3 The packaging of Three Legs Cooling Water has evolved over the years, from a glass bottle with a metal cap, to the current poly- ethylene terephthalate (PET) bottle.
In its early days, a picture of a rhinoceros was used on the label.
The elder Mr Fu says: “The rhinoceros horn is known for its cooling properties, so the animal was used as a symbol because back then, many people were illiterate and could not read the description.”
Later on, however, there was concern from consumers thinking there was actual rhinoceros horn used in making the drink and so the label was redesigned to avoid any confusion.

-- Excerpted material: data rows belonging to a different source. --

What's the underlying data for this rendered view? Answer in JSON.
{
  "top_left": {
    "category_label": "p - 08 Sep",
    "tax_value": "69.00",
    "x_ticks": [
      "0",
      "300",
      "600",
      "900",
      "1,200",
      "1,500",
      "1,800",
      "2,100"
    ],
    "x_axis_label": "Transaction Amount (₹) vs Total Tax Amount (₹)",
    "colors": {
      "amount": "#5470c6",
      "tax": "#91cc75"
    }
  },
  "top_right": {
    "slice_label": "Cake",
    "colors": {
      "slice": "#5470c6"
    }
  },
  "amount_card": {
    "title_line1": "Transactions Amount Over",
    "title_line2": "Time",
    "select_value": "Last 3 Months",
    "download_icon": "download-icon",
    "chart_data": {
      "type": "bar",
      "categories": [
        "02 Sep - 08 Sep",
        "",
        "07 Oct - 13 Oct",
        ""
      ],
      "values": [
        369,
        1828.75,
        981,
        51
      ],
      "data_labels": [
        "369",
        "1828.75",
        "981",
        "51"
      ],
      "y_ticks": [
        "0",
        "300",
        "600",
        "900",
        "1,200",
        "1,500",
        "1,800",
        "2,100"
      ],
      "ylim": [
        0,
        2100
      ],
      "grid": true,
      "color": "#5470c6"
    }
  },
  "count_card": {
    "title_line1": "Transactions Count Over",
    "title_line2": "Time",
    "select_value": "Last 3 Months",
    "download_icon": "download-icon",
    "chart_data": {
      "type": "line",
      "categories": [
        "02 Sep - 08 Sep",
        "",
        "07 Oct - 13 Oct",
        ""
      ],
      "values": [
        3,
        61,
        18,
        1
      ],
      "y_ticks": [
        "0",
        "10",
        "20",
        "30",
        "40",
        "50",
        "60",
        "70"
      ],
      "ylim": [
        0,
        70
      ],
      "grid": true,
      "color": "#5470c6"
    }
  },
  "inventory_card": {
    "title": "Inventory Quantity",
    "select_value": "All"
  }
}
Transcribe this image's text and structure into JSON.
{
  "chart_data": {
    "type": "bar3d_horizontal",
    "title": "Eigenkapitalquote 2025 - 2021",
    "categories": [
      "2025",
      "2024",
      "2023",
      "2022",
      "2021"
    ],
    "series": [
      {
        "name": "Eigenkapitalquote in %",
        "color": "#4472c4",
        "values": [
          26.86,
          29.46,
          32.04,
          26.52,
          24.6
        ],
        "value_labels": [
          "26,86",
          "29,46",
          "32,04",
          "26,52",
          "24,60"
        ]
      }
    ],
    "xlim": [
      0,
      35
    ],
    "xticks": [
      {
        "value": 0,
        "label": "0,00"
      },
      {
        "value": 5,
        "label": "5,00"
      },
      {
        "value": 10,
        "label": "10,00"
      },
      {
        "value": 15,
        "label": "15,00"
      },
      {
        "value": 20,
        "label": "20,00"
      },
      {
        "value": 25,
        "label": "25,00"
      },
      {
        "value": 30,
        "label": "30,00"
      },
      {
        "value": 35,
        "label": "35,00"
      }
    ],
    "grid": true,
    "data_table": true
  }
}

This advertisement is a New Year greeting from the Three Legs brand published on Jan 1, 1972 in Chinese newspaper Sin Chew Jit Poh. PHOTO: WEN KEN GROUP
A LOCAL FARM WITH 800 COWS
Magnolia was established in 1937 by its founder Fred Heron. He set up the Singapore Dairy Farm in Bukit Timah, which was the only farm that successfully reared cows from a temperate climate in the equatorial region.
The farm quickly gained international attention, says Ms Jennifer See, general manager of F&N Foods, which owns Magnolia.
“The milk produced was of international standards, with butter content as high as 4 per cent. The milking process was done mechanically and the highest standard of hygiene was observed,” she says.
In the 1950s, Magnolia introduced the pyramid- shaped milk packs, a shift from glass bottles. Using the packs was convenient as milk could be kept longer without refrigeration.
The brand was also part of the Milk School Programme in which children were given the pyramid packs to boost their nutritional intake.
From the 1960s to the 1990s, Magnolia continued to improve its packaging – evolving to use sealed screw caps for enhanced product safety.
In 2015, the Magnolia Plus range was introduced, combining milk with oats or Omega-3.
Since the beginning, its milk products and yogurt smoothies have all been made in Singapore.
To celebrate its 80th anniversary, Magnolia has launched a range of vintage mugs.
Redeem one of four designs with every purchase of two 1-litre packs or one 2-litre bottle of Magnolia Fresh Milk, or two bottles of Magnolia Yoghurt Smoothie (800ml). Redemption is available until Friday, while stocks last.
1 In the late 1960s, the Magnolia Snack Bar was launched at Capitol Theatre in Stamford Road to meet consumers’ changing consumption patterns, especially in post-war Singapore. It served ice cream, milkshakes and cakes – all made with Magnolia milk.
The snack bar closed in 1984 as plans for the theatre’s urban redevelopment got under way. There are no plans to revive it.
2 In 1969, Magnolia Butter Manufacturing was set up in the Magnolia Dairies complex at Bukit Timah.
The venture marked the brand’s efforts to promote made-in-Singapore products. It has since closed.